E não estarão as duas situações ligadas, a má gestão dos dinheiros públicos com a falta de exigência dos portugueses?

O Estado tem que contribuir para o desiderato que incumbe à República, ao não permitir que dois cidadãos se olhem de baixo para cima ou de cima para baixo, conforme dá ou recebe esmola. Os cidadãos de um regime que pauta pela liberdade e pela democracia pluralista, não são passíveis de serem olhados de cima pelos seus iguais. Só o Estado pode contribuir para que isso não aconteça ao criar as estruturas adequadas a cobrir as necessidades dos que as têm; estruturas que serão criadas, naturalmente, com recurso ao dinheiro de todos nós, que resulta dos impostos cobrados.

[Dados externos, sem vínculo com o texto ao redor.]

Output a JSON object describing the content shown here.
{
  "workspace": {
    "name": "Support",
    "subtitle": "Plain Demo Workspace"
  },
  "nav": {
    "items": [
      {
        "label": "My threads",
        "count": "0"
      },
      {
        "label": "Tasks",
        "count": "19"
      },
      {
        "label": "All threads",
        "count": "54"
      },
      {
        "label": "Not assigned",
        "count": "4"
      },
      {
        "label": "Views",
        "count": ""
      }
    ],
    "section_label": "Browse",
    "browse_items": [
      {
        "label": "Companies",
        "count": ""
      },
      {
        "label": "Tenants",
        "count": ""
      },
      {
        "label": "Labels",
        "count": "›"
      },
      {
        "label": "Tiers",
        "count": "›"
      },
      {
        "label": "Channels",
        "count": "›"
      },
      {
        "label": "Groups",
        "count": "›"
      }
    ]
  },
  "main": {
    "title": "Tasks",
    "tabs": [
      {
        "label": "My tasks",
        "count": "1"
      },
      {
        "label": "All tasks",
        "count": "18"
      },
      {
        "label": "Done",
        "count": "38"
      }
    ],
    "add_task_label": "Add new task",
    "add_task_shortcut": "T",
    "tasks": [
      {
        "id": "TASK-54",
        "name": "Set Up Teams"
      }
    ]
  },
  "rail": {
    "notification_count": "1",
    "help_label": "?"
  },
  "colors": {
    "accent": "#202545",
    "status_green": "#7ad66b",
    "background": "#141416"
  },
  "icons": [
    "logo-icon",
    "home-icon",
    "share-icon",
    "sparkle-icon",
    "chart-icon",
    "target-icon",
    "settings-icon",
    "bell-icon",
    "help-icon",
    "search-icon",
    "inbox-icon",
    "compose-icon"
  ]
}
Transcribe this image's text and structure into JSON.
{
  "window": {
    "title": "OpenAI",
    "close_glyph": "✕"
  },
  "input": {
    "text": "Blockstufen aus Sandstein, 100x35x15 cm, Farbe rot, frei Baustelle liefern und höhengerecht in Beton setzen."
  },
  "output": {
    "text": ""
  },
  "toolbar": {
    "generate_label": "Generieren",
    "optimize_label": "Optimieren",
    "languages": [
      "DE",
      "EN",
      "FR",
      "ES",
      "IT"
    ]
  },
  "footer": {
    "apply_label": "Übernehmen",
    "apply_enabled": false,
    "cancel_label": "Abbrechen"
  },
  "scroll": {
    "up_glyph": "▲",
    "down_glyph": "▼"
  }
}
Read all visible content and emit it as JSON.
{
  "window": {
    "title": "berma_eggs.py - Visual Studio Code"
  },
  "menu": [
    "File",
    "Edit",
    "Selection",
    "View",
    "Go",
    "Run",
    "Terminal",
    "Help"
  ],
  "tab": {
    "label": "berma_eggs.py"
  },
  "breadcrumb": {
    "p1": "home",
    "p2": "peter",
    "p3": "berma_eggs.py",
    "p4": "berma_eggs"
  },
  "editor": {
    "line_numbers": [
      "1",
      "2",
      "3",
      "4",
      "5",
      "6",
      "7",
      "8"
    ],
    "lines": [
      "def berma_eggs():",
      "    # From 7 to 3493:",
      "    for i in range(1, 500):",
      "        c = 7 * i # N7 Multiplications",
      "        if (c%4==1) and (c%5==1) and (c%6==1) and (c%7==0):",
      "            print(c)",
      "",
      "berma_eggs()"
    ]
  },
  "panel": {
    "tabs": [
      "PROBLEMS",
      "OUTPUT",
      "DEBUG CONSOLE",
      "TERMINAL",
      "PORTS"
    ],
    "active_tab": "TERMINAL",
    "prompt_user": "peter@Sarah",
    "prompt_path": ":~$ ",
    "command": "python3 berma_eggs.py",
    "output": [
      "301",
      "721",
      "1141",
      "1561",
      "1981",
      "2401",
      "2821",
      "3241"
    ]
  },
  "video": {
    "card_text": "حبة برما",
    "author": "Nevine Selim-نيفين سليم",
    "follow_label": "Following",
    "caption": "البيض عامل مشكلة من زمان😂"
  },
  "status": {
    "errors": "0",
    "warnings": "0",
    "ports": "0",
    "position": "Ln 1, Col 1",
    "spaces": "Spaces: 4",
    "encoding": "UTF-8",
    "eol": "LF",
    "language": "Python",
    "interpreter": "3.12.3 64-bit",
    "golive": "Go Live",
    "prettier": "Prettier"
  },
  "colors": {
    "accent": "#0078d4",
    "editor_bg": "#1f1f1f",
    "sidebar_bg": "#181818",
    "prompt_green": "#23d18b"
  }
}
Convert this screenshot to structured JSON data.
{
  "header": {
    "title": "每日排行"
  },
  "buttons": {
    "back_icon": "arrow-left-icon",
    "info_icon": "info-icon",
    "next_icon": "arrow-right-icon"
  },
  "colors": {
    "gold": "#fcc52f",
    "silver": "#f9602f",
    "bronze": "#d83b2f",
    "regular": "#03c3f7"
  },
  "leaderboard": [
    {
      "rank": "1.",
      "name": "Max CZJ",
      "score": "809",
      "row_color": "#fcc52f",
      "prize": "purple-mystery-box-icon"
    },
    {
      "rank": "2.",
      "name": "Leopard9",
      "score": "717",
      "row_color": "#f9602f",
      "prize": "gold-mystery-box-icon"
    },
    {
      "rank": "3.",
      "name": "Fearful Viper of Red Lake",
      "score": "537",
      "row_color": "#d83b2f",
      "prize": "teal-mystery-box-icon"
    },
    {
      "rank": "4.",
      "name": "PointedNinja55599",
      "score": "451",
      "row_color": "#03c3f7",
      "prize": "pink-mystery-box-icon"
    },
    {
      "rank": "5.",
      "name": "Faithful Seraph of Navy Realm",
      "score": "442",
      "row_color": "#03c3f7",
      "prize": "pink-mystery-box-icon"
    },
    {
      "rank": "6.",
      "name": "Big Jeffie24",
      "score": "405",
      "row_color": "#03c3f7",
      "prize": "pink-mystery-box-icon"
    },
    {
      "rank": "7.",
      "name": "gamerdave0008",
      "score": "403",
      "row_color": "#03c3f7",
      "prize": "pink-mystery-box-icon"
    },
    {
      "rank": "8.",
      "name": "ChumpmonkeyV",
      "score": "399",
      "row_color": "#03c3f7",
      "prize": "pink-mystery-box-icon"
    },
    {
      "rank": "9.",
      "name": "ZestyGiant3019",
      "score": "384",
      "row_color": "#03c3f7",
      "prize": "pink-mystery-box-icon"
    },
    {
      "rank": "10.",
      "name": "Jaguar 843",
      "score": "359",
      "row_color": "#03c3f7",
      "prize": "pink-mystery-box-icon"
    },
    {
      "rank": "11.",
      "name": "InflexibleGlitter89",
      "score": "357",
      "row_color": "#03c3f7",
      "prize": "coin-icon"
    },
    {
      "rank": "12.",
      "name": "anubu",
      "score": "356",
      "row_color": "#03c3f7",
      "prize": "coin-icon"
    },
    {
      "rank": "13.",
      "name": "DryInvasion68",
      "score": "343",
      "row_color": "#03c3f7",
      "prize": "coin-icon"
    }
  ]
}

Uma sociedade que o cumpra é a verdadeira sociedade solidária. A sociedade solidária dispensa a caridade, que tem de ser considerada uma prática anacrónica. Quase duzentos e cinquenta anos após a Revolução Francesa, que impôs a tríade Liberdade, Fraternidade, Igualdade, mal se compreende que a caridade seja ainda uma prática tão recorrente neste país, e até, pasme-se, tão incentivada.

Só a passividade dos cidadãos gera a inoperância do Estado, e esta, ao longo dos anos, tem contribuído para o desprezo dos verdadeiros valores da República.

É tempo de dizer basta.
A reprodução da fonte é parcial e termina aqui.